Late one afternoon Uncle Ted and Aunt Kate came, all the way from Michigan. Aunt Kate had red hair. Uncle Ted had glasses and he could make faces. They brought him a book and what he liked best was a picture of a fat man with a cloth around his head, sitting on a tasseled cushion with a long snakey tube in his mouth, and it said:

There was a fat man of Bombay

Who was smoking his pipe one fine day

When a bird called a snipe

Flew away with his pipe,

Which vexed that fat man of Bombay.

But there wasn’t any bird in the picture. His father said he reckoned it was still out snipe-hunting.

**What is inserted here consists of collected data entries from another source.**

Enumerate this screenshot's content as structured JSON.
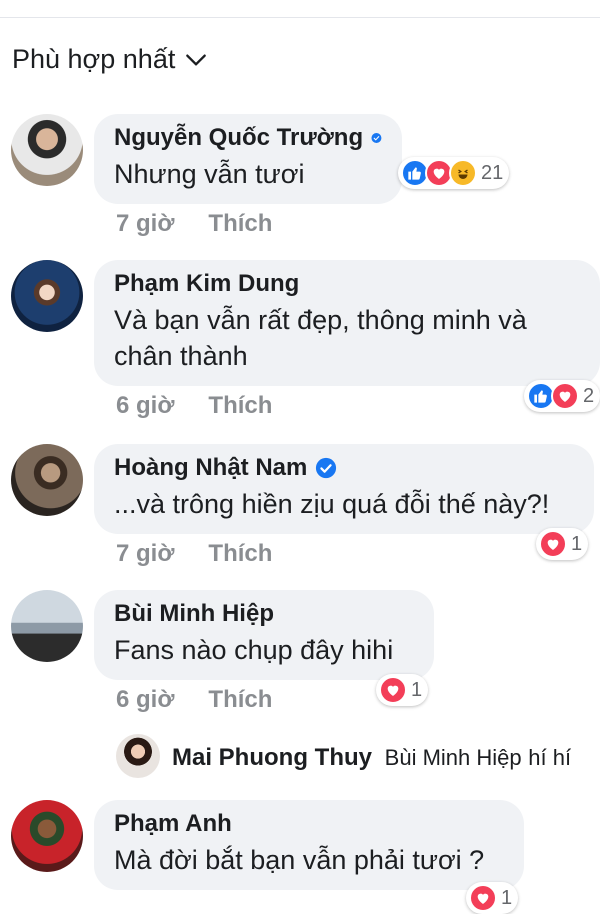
{
  "sort": {
    "label": "Phù hợp nhất",
    "icon": "chevron-down-icon"
  },
  "like_label": "Thích",
  "comments": [
    {
      "name": "Nguyễn Quốc Trường",
      "verified": true,
      "text": "Nhưng vẫn tươi",
      "time": "7 giờ",
      "reactions": [
        "like",
        "love",
        "haha"
      ],
      "reaction_count": "21"
    },
    {
      "name": "Phạm Kim Dung",
      "verified": false,
      "text_lines": [
        "Và bạn vẫn rất đẹp, thông minh và",
        "chân thành"
      ],
      "time": "6 giờ",
      "reactions": [
        "like",
        "love"
      ],
      "reaction_count": "2"
    },
    {
      "name": "Hoàng Nhật Nam",
      "verified": true,
      "text": "...và trông hiền zịu quá đỗi thế này?!",
      "time": "7 giờ",
      "reactions": [
        "love"
      ],
      "reaction_count": "1"
    },
    {
      "name": "Bùi Minh Hiệp",
      "verified": false,
      "text": "Fans nào chụp đây hihi",
      "time": "6 giờ",
      "reactions": [
        "love"
      ],
      "reaction_count": "1"
    },
    {
      "name": "Phạm Anh",
      "verified": false,
      "text": "Mà đời bắt bạn vẫn phải tươi ?",
      "time": "",
      "reactions": [
        "love"
      ],
      "reaction_count": "1"
    }
  ],
  "reply": {
    "name": "Mai Phuong Thuy",
    "mention": "Bùi Minh Hiệp",
    "text": "hí hí"
  },
  "colors": {
    "bubble": "#f0f2f5",
    "meta": "#8a8d91",
    "verified": "#1877f2",
    "like": "#1877f2",
    "love": "#f33e58",
    "haha": "#f7b928"
  }
}
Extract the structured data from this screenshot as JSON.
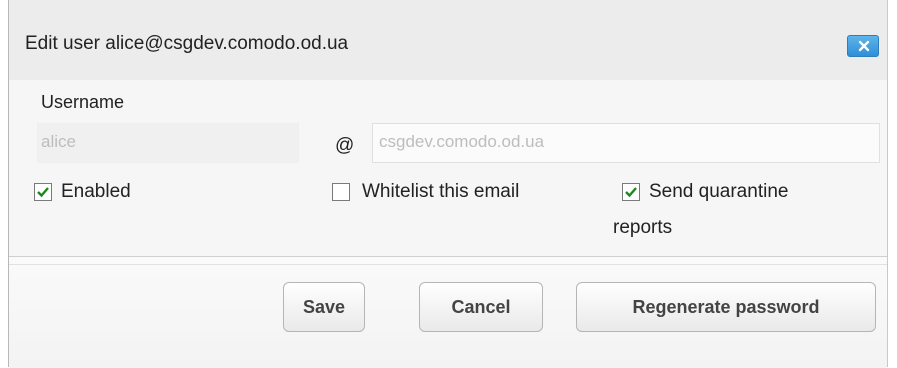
{
  "dialog": {
    "title": "Edit user alice@csgdev.comodo.od.ua"
  },
  "form": {
    "username_label": "Username",
    "username_value": "alice",
    "at_sign": "@",
    "domain_value": "csgdev.comodo.od.ua",
    "enabled": {
      "label": "Enabled",
      "checked": true
    },
    "whitelist": {
      "label": "Whitelist this email",
      "checked": false
    },
    "quarantine": {
      "label_line1": "Send quarantine",
      "label_line2": "reports",
      "checked": true
    }
  },
  "buttons": {
    "save": "Save",
    "cancel": "Cancel",
    "regenerate": "Regenerate password"
  },
  "colors": {
    "close_button": "#2f8fd6",
    "checkmark": "#1a8a1a"
  }
}
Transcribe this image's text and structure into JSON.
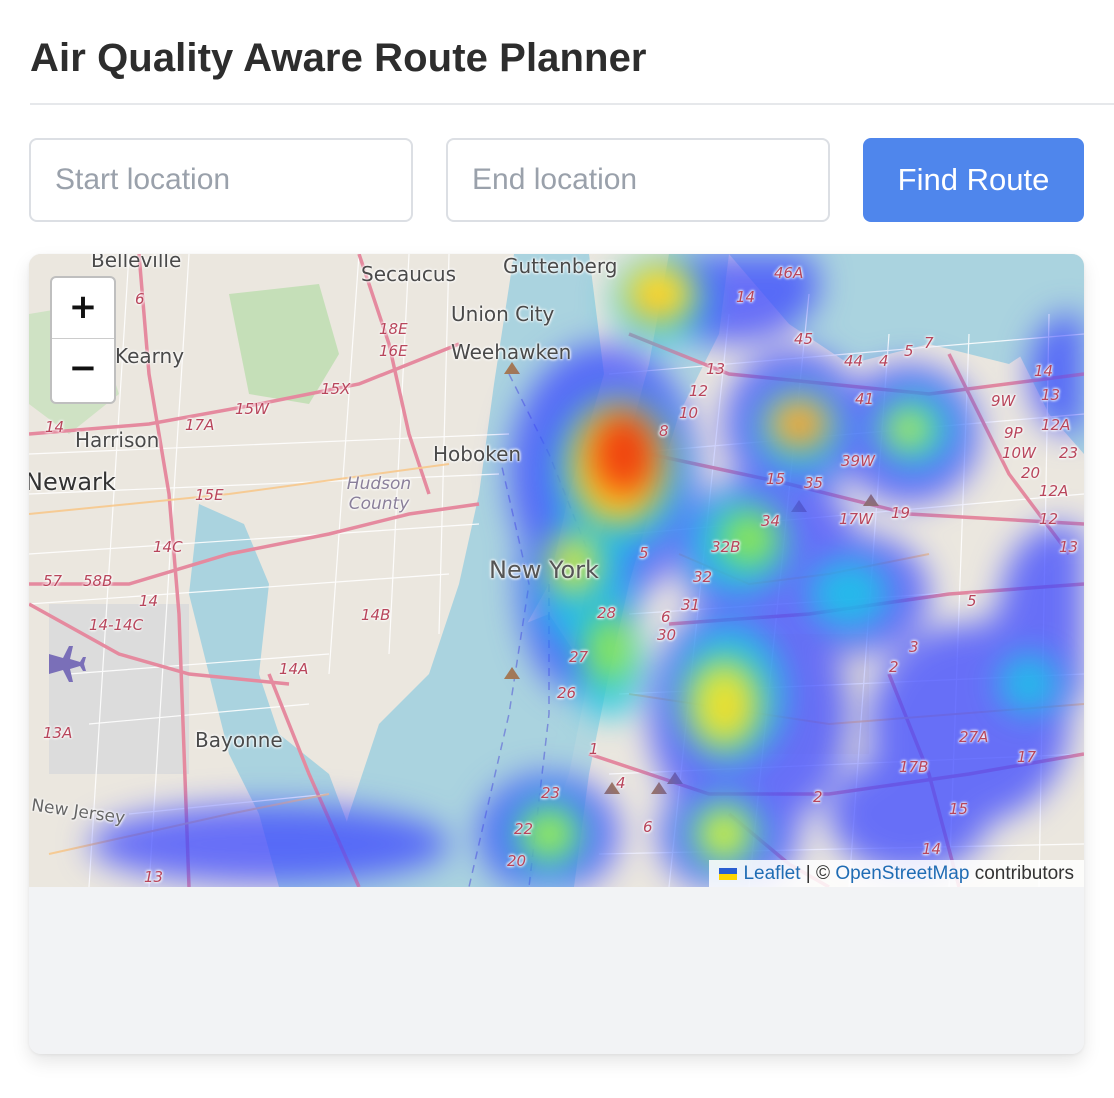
{
  "header": {
    "title": "Air Quality Aware Route Planner"
  },
  "form": {
    "start_placeholder": "Start location",
    "end_placeholder": "End location",
    "start_value": "",
    "end_value": "",
    "submit_label": "Find Route"
  },
  "colors": {
    "accent": "#4f86ec",
    "link": "#1f6cb4"
  },
  "map": {
    "zoom_in_label": "+",
    "zoom_out_label": "−",
    "attribution": {
      "leaflet_label": "Leaflet",
      "separator": " | © ",
      "osm_label": "OpenStreetMap",
      "suffix": " contributors"
    },
    "place_labels": {
      "belleville": "Belleville",
      "secaucus": "Secaucus",
      "guttenberg": "Guttenberg",
      "union_city": "Union City",
      "weehawken": "Weehawken",
      "kearny": "Kearny",
      "harrison": "Harrison",
      "hoboken": "Hoboken",
      "newark": "Newark",
      "hudson_county": "Hudson County",
      "new_york": "New York",
      "bayonne": "Bayonne",
      "new_jersey": "New Jersey"
    },
    "road_labels": [
      "6",
      "46A",
      "14",
      "45",
      "44",
      "4",
      "5",
      "7",
      "18E",
      "16E",
      "15X",
      "15W",
      "17A",
      "14",
      "13",
      "12",
      "10",
      "8",
      "41",
      "9W",
      "14",
      "13",
      "12A",
      "9P",
      "10W",
      "23",
      "20",
      "12A",
      "12",
      "13",
      "15",
      "35",
      "39W",
      "17W",
      "19",
      "15E",
      "14C",
      "34",
      "32B",
      "57",
      "58B",
      "14",
      "14-14C",
      "14B",
      "5",
      "32",
      "31",
      "30",
      "28",
      "27",
      "26",
      "14A",
      "6",
      "5",
      "3",
      "2",
      "13A",
      "27A",
      "17",
      "17B",
      "1",
      "2",
      "4",
      "6",
      "23",
      "22",
      "20",
      "13",
      "15",
      "14"
    ]
  }
}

They weren’t really his uncle and aunt, it was like Aunt Celia. Just a friend. But Aunt Kate was a kind of cousin. She was Aunt Carrie’s daughter and Aunt Carrie was Granma’s half-sister. You were a half-sister if you had the same father or mother but not the same other one, and they had the same mother.

They slept on the brand-new davenport in the sitting room.

Next morning before daylight they all got up and went to the L&N depot. A man came for them in an auto because there was no streetcar to the L&N. They had so much to carry that even he was given a box to carry.